The route itself isn't anything special unless you're a Man Utd fan I guess (which I'm not). It gets a little bit boring looping back onto the same dual carriageway again. Although it starts in the city centre, you're out of it almost instantly and most of it is actually in Trafford. When I did it the first time I decided it was a pretty boring route and wouldn't bother entering again as it's so expensive, but I was lucky enough to win this place. I still wouldn't enter it again because it costs £39 to enter. Yes, £39!! There was also a lot of bottle necking around the course, with people starting off too early in their waves and then starting to walk after about 2k. It was definitely a more congested course than 2 years ago, I can only assume they now allow more people to enter to the detriment of the race.
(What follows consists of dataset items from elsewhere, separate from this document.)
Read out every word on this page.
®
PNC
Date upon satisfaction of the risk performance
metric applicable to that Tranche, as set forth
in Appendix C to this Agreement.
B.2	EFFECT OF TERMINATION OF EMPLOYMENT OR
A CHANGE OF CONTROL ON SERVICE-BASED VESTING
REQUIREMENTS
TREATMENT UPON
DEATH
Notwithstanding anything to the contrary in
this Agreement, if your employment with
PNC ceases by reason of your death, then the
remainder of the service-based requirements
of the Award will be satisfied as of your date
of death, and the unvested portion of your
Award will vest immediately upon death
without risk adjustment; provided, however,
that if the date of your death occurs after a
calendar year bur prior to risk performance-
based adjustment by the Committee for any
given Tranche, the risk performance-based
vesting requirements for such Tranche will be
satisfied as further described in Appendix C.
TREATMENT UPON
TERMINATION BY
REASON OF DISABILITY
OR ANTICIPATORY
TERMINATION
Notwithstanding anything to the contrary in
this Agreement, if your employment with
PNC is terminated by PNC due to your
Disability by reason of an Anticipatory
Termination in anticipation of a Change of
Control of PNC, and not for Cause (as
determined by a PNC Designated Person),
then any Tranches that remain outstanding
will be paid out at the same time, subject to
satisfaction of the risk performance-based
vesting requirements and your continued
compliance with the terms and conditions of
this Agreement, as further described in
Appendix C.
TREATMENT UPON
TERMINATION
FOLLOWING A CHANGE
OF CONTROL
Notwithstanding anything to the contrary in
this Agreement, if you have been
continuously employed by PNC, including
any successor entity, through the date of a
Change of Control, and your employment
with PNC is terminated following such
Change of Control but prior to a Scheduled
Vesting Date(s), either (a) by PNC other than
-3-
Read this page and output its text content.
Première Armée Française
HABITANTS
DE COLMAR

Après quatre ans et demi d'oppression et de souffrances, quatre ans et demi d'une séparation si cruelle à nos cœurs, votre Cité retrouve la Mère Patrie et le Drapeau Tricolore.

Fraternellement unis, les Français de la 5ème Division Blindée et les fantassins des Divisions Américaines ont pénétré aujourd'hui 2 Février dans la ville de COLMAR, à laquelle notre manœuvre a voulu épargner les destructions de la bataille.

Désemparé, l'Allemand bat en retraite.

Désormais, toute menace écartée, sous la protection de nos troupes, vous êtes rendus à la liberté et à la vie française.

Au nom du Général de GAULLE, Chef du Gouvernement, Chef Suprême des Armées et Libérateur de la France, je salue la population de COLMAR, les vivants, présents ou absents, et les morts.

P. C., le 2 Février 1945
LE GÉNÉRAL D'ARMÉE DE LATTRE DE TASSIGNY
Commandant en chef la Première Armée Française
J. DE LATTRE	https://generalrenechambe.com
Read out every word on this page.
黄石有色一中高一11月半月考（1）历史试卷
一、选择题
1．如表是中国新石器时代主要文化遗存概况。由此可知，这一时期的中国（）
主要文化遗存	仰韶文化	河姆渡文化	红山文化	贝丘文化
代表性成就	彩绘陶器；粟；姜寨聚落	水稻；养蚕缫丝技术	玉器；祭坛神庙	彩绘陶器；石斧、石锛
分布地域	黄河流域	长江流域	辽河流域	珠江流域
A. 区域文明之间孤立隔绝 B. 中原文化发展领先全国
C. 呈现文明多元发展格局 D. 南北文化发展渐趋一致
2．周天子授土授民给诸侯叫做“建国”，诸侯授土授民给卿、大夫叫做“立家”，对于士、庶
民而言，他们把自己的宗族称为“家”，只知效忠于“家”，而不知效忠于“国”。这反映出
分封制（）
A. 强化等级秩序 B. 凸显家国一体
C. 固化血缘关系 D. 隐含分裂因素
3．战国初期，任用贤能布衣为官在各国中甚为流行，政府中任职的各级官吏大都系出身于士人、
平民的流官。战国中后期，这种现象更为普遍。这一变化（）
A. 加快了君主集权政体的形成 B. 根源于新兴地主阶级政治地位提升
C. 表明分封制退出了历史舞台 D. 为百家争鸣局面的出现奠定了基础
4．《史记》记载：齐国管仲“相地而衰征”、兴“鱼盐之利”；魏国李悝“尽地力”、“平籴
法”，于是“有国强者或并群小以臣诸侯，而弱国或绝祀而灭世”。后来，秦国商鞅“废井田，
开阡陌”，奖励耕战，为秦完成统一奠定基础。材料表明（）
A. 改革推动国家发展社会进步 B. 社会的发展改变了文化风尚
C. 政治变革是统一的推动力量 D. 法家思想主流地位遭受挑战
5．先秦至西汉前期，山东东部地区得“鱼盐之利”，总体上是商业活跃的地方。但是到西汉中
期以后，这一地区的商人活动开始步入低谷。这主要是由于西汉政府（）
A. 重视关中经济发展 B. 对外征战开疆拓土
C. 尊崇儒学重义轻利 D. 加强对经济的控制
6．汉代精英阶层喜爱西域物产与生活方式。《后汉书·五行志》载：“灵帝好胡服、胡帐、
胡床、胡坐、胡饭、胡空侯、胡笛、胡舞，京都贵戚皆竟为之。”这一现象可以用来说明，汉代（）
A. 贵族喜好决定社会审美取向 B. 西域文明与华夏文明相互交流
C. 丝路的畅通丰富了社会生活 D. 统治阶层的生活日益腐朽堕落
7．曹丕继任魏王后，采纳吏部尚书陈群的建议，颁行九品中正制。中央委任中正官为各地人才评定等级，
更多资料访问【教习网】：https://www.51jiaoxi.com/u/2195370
Of course, it all depends what you are running it for and I think that because it's on TV and is so popular, it entices a lot of people to enter, raise money for charity and get into running. It was my first race and if it gets people into running, then that can only be a good thing. It is a great entry-level race as the atmosphere is good with lots of support around the track and it's a good distance that is more of a challenge than a 5k but not as difficult to train for as a half marathon. I would recommend it as a first race for someone, but not to someone aiming for a PB (like me!).
So, with all the bottle necking, terrible heat and boring course, you would expect that I did terribly right? Well, wrong! I got a PB! I finished with an official time of 57 minutes and 48 seconds. 2 whole minutes off my longstanding PB. I kept looking down at my Garmin and being amazed that my legs were managing to move so fast. You can see I slowed down quite a bit on the final mile, I even had to stop at one point because of the heat. (I also forgot to stop my Garmin after I crossed the finish line as I was so desperate to find a drink of water!) It made me wonder what I could do under cooler conditions and on a quieter course...55 minutes one day?! Who knows! But I am so pleased to have finally broken my 2 year old PB.